É mais uma variante do puritanismo americano.”
Em
1994, quando morei em Berkeley, já era proibido encarar uma aluna
por mais de cinco segundos; eu lecionava com os olhos no teto ou na
parede do fundo da sala: o olhar fixo em algum ponto em que eu
imaginava uma aranha tecendo sua teia. Num átimo de devaneio, podia
admirar o céu maravilhoso da Califórnia. Mas nada de olhar com
insistência para alguém, isso nem pensar. No começo do semestre
letivo caí na besteira de fechar a porta do meu escritório quando
atendia aos alunos. Fui advertido pelo chefe do departamento: a porta
devia ficar aberta, para que todos vissem que eu e a aluna (ou aluno)

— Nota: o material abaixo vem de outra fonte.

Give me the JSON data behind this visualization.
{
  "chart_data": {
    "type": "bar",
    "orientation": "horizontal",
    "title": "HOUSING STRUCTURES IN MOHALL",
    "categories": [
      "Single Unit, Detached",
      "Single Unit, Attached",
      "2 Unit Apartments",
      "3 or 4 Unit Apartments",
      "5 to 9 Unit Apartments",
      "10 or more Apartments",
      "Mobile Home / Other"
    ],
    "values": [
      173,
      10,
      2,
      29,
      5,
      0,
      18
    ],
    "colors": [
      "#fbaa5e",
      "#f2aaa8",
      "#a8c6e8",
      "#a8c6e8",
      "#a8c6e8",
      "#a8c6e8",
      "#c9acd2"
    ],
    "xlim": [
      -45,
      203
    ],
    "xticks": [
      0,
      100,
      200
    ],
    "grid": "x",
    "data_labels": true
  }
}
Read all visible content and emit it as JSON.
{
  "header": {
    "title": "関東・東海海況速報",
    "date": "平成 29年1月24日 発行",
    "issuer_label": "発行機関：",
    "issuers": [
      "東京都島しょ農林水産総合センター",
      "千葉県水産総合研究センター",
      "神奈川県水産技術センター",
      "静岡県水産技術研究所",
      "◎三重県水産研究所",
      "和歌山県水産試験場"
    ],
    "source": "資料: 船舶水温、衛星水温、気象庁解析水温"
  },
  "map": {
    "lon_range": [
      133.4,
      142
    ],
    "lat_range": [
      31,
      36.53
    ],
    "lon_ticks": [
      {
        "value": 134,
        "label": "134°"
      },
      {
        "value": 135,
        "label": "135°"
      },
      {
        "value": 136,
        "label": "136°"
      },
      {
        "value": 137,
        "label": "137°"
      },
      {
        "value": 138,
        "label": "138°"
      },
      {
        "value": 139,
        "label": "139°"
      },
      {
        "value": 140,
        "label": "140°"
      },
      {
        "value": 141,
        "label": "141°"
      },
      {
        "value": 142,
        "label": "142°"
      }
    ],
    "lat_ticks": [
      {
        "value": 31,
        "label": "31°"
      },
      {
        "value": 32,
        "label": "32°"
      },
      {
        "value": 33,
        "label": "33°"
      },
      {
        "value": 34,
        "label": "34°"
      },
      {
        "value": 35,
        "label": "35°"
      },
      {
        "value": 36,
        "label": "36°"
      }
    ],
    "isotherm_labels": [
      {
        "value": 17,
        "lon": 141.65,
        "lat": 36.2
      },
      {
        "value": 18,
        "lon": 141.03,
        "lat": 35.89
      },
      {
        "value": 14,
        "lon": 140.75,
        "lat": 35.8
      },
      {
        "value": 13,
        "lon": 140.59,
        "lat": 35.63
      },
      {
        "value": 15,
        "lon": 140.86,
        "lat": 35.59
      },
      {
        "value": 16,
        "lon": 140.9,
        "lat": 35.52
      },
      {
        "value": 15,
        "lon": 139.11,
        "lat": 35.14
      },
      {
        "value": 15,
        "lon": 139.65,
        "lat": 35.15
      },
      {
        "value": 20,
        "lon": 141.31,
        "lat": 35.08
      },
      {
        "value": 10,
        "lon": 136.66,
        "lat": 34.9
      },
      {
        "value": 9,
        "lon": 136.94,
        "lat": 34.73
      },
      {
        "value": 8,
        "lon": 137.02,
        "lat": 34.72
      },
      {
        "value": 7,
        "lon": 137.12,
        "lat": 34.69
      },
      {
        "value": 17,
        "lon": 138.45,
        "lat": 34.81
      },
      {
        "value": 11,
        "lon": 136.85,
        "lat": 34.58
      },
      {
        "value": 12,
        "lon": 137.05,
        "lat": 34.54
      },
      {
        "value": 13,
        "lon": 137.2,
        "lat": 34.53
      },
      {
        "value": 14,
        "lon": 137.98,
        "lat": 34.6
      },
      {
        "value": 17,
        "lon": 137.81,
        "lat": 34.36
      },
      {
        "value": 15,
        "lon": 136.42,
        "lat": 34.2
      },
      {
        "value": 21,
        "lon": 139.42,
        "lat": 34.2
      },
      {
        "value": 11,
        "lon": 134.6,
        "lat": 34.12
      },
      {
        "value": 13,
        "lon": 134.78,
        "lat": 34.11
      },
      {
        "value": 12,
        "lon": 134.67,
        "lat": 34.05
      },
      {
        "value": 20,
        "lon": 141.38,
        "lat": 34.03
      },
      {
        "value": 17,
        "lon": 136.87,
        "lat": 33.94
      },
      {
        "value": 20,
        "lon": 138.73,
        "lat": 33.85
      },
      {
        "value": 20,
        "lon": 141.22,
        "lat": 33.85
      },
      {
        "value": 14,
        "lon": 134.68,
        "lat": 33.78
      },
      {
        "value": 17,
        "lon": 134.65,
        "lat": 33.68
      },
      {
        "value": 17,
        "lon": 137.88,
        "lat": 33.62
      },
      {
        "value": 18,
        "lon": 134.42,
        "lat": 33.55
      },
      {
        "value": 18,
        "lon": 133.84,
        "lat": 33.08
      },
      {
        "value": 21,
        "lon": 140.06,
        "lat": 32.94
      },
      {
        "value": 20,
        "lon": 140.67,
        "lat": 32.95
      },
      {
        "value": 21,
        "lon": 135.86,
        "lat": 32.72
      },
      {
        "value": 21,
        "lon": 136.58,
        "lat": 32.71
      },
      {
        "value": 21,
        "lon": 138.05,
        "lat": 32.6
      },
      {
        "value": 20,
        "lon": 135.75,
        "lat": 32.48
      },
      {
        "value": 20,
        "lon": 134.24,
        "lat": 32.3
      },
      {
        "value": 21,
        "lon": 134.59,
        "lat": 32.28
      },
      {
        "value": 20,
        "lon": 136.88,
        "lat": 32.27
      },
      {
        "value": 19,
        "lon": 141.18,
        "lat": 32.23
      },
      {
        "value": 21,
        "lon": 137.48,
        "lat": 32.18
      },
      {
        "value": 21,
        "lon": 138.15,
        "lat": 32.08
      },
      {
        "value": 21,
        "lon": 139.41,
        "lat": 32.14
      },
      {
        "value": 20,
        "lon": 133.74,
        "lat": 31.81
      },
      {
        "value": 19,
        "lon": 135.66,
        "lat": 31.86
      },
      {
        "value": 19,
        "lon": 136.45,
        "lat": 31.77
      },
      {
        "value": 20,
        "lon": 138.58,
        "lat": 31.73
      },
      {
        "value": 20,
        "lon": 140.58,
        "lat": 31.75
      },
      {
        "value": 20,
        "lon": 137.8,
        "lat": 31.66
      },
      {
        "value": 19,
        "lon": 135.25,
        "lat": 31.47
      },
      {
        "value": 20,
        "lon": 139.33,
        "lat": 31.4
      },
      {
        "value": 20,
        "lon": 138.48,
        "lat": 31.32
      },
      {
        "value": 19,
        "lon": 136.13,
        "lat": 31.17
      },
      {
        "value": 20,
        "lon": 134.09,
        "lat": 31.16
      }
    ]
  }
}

estávamos conversando sobre questões da matéria ensinada ou sobre
a avaliação. Quando contei esse episódio para Gwen, ela me disse:
“Se o chefe não tivesse agido assim, ele seria delatado por algum
aluno ou professor. Depois seria advertido”.
Nunca
mais vi Gwen, rasguei o velho cartão da UC Berkeley e dezenas de
cartões de pessoas de quem não recordava o nome nem o rosto. Fiz
uma pausa para observar um cartão tosco e amarelado, em que estava
escrito: “Adamastor — o marceneiro pontual”.
Em
janeiro de 1992, ele me prometeu entregar uma estante no prazo de
três semanas ou 22 dias. Lembro isso porque Adamastor era obcecado
por prazos de entrega, o que lhe dava notoriedade entre os seus
pares. Esperei 22 dias, esperei dois meses, e nada. Telefonei para o
marceneiro pontual, ninguém atendeu. Um vizinho de Adamastor me
disse que ele tinha vendido sua marcenaria e fugido pra Belém com a
namorada de um empregado.
E
com a minha grana, pensei, insultando esse marceneiro pontualíssimo.
Depois
soube que ele tinha dado trambique em vários clientes, que até hoje
sonham com mesas, estantes e guarda-roupas. Estará em Belém com sua
amada?
Voltei
à pilha de cartões, rasguei outras dezenas, nomes e profissões
passavam pelos meus olhos como caravanas anônimas no deserto da
vida. Quem terá sido Celeste P.? Rosário L.? Chiang Hu…? Nomes de
escritores que encontrei em congressos, colóquios, simpósios,
feiras de livros… Esqueci o rosto de todos os participantes,
procuro nomes de amigos e só encontro desconhecidos, nomes de
espectros, fantasmas que vi ou pensei ter visto em viagens tediosas,
inúteis. Melhor viajar sem sair do seu lugar.
Sophie
Le Goff. Nenhum parentesco com Jacques, o historiador. De Sophie eu
recordo bem: uma estudiosa da obra de Quevedo, falava espanhol com
sotaque de Castilla, pronunciando “las
eses y las zetas”
como se fossem zumbidos de uma varejeira encurralada. Só de
brincadeira, eu pedia à minha amiga que pronunciasse “zarzarrosa”,
uma palavra que saía da boca de Sophie como um assobio da selva
obscura. Ao contrário de Gwen, Sophie era séria, o rosto quase
sempre tenso. Traduzíamos a quatro mãos. Quer dizer: quatro olhos
no mesmo texto chatíssimo e duas mãos em cada máquina Smith
Corona. Não se incomodou nem sorriu quando lhe dei um apelido
carinhoso: Sophie Le Gouffre.
Tampouco
tive notícias dessa amiga. Traduzíamos juntos — mas separados —
no outono e inverno de uma Europa que vivia seu delicado crepúsculo.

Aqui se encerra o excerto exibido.